Pelo caminho compro dois pães salgados a uma vendedeira. Estes pães são muito populares. Vendem-se um pouco por todo o lado e toda a gente os compra como um petisco.

Hoje vou fazer Couchsurfing. Pela primeira e última vez nesta viagem pela América do Sul. Foi um processo complicado porque o meu anfitrião demorava a responder às mensagens, mas lá ficou acertado para nos encontrarmos em determinado café no centro de Villarica. Às 14:00.

Cheguei à pequena cidade, andei uma curta distância desde a estação até à praça principal, onde se encontra o tal café. Estava um pouco adiantado. Comprei uma Coca-cola e sentei-me numa das duas mesas exteriores. Vieram as 14:00 e foram-se. 14:15. 14:30. Já começo a ficar aborrecido. Contacto com o anfitrião. Tinha ido a um almoço de família e estava para sair. Mas não saiu. Ainda esperei mais uma hora, levantei-me e procurei um hotel.

Aproveitei para ver o que havia a ver ali no centro. Uma igreja, um par de praças ajardinadas, um palácio decadente com um muro adornado com bonitos murais. Não há assim muito mais.

Não havia nada com um preço dentro da minha gama usual. O mais barato eram 25 Euros. OK, seja. E no momento em que vou abrir a boca para dizer que sim, que fico com o quarto, o anfitrião liga-me. Que já chegou.

Fico a hesitar um pouco, mas pronto, vou tentar arrefecer o mau-humor e combinamos que ele passará à porta deste hotel para me recolher.

Vamos para casa dele, bebemos umas cervejas, conversamos um pouco, numa mistura curiosa de inglês, espanhol e português. Não tudo misturado. Uma frase ou uma série de frases em cada uma das línguas.

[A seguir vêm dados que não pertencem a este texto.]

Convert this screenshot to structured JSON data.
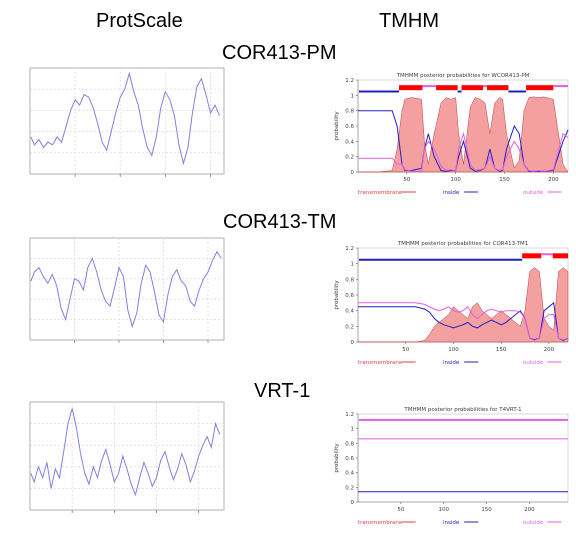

Ele vive numa vivenda catita perto do centro. Naquele dia haverá um jantar no clube de golfe de Villarica. Um jantar para um grupo de alemães, potenciais investidores. É uma cena algo estranha. Lá estou eu, com ele, a preparar o tal jantar. Sou convidado sombra, a carta fora do baralho.

O dia acaba e a noite começa ali. Falamos com o pessoal que vai grelhar a carne. O meu anfitrião conhece toda a gente. É médico e, surpresa das surpresas, é presidente do clube de futebol local que não é qualquer um: o Guairena nasceu há um par de anos, reunindo uma série de clubes menores da região, e no dia anterior tinha batido o Guarani, eterno candidato ao campeonato paraguaio, um dos dois grandes do país.

Chegam os alemães, enfatuados, e o jantar é servido. Não me apetece nada estar ali com um bando de arrogantes mas é o que é. Uma experiência diferente. Servido o jantar o anfitrião faz uma apresentação sobre o projecto Guairena, vende umas camisolas da equipa, angaria fundos.

Levo umas picadas de mosquito nos tornozelos o que não me agrada especialmente porque há um surto de dengue enorme no Paraguai e especialmente na zona de Villarica.

E é assim. Terminado o jantar vamos comprar qualquer coisa para levar para casa, um hamburguer no McDonalds para a mulher dele. Comemos dois Sundaes. E pronto. Instalo-me no sofá da casa. No dia seguinte já não o verei, ele sai mais cedo, eu acordarei para seguir viagem.